Потому не идут купцы в поля, что любят голоса своих собственных перепелов. Каждый купец гордится своим перепелом. Вот, думает, нынче мой перекричит соседского! А, глядишь, соседский-то в железных рядах перекричал. Хотел вырыть яму ближнему, а и сам в нее попал. Так от века спорят у нас рыбные ряды с железными, и до сего времени неизвестно, чьи перепела сильнее.
Когда-то я думал, как и многие, что все перепела кричат на один лад.
— Во-наа! — сказал мне один охотник, по прозвищу Гусек. — Вона, на один лад! Да знаешь, братец ты мой, голосистого перепела верст за двадцать слышно. А ежели он на поповом огороде треснет или у Горелого пня, так ты, братец.
— Что, Гусек?
— Ножками брыкнешь, вот что, милый.
Перепела в поле разные; хорошие — редки; вот почему сидят купцы в железных и рыбных рядах. Разве-разве залетит когда в поле какой-нибудь звонкий, — и двинутся почтенные люди в поля.
— В прежнее время, — рассказывает Гусек, — к нам купцы в каретах съезжались с женами слушать голосистого.
— В каретах? — сомневаюсь я.
Но Гусек не выносит сомнений. Тащит меня за рукав в избу.

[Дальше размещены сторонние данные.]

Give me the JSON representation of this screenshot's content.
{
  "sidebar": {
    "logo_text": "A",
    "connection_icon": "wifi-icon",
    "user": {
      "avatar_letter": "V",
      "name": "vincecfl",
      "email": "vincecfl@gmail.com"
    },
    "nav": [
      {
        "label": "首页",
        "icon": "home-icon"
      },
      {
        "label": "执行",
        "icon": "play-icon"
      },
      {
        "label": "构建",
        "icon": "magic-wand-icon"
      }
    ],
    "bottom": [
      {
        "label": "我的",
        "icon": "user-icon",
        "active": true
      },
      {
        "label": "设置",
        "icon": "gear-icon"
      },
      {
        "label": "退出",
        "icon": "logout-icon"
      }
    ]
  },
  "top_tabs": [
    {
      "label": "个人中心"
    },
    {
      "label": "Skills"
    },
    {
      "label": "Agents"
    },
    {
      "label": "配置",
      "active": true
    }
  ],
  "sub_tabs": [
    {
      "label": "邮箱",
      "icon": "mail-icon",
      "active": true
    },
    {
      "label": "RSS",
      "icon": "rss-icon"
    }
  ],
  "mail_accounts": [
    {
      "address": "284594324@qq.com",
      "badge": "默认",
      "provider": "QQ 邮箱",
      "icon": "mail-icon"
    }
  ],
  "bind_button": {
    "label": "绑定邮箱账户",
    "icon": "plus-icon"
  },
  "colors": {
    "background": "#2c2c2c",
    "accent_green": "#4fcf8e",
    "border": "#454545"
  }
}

А в избе у него всякие птицы: тут и петух-драчун, и курица кахетинская, и скворец-говорец, и соловей-певец, и голуби-космачи, и голуби-вертуны, и куропатка ручная, а перепелов! Всякие есть. Но Гусек подводит к любимому, открывает клетку.
— Люб ли тебе?
— Серенький.
— Вот то-то и горе, мой милый, что серый. Настоящий-то купеческий — белый.
— Белый?!
— Как бумага. Не веришь? — покажу. Сам, своими глазами видел. Приходи на вечернюю зорю к Горелому пню.
С тех пор — не помню, сколько уж лет, — мы ловим с Гуськом белого перепела.
Во что бы то ни стало хочет старик поймать белого, продать его купцам и купить хороший тульский самовар. И постарел Гусек! Раньше серый — побелел, и порыжел, и позеленел, и опять посерел. Но не потерял старик надежды, и зимой на гулянках, когда соберутся к нему соседи, заведет такую историю про белого перепела, что пчелы в подполье гудят, соловей-певун запевает, скворец говорит и, не моргая, слушает на шесте плотный ряд турманов и космачей. Слушают и думают: «Красно говорит, а самовара не выдумает. Нет того, чтобы гостей чайком попоить».
Выхожу я вечером к Горелому пню. Смеркается. Едет мужик в ночное, будто черный парус плывет по зеленому морю. Заяц зачем-то плетется на попов огород. Лягушки-квакушки стихли, зато лягушки-турлушки завели трель на всю ночь. Кукушки охрипли и смолкли. Черный дрозд пропел. А перепела все не кричат.
— Рано?
— Погоди, — шепчет Гусек. — Слышишь: соловьи еще зорю играют, а дай стихнуть.
— Закричат?
— Во-на!
Гусек шепчет свое «во-на» совсем на перепелиное любовное токование «ма-ва».
Стихают один за другим соловьи.
— Чмок-чмок! — И конец.
И кажется — звенит тугая струна.
— Жук?
— Жук прожундел. К чему-й-то много жундит жуков! — шепчет Гусек.
— К чему?
— Да бог его знает, к чему. Молчи!
Гусек нюхает табак. Сегодня табак у него сухой, — завтра будет погода отличная. А будь он сырой, Гусек не сказал бы «молчи», а — «молчите». «Ты» — знак нашего охотничьего союза.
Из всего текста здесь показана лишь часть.